Taking a flashlight from her pocket, she started a detailed examination of the gas tank. Rebecca was surprised when people gave her room. It had already been decided that her name would go on the cover of the report. The involvement of the FBI would be downplayed—an entirely routine case in interagency cooperation, backing up an inquiry initiated by a young, dedicated, bright, female NTSB engineer. She would take the lead on the case. Rebecca Upton would get all the credit for the work of the others, because it could not appear that this was a concerted effort toward a predetermined goal, even though that's precisely what it was. She'd also begun this thing, and for delivering political plums this large there had to be a few seeds tossed out for the little people. All the men standing around either knew or had begun to suspect it, though not all of them had begun to grasp what the real issues were. They merely knew that a congressman had gotten the immediate attention of a cabinet secretary and the director of the government's most powerful independent agency, and that he wanted fast action.
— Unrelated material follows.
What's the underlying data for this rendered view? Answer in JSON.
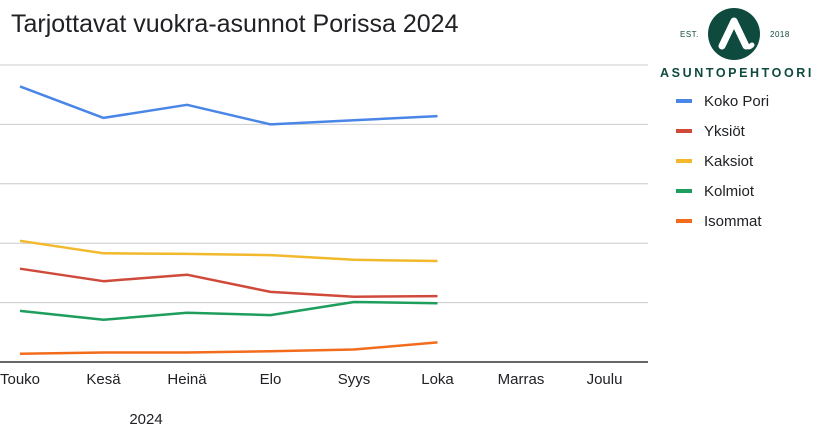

It appeared that he'd get it, too. As they looked up at the underside of what only a few hours before had been a family car on the way to Grandma's house, the cause of the disaster seemed as straightforward as a punch in the nose. All that was really needed, the senior FBI representative thought, was scientific analysis of the crumpled gas tank. For that, they'd go to Oak Ridge, whose lab facilities often backed up the FBI. That would require the cooperation of the Department of Energy, but if Al Trent could shake two large trees in less than an hour, how hard would it be for him to shake another?
Goto was not a hard man to follow, though it could be tiring, Nomuri thought. At sixty, he was a man of commendable vigor and a desire to appear youthful. And he always kept coming here, at least three times per week. This was the tea house that Kazuo had identified—not by name, but closely enough that Nomuri been able to identify, then confirm it. He'd seen both Goto and Yamata enter here, never together, but never more than a few minutes apart, because it would be unseemly for the latter to make the former wait too much. Yamata always left first, and the other always lingered for at least an hour, but never more than two. Supposition, he told himself: a business meeting followed by R&R, and on the other nights, just the R&R part.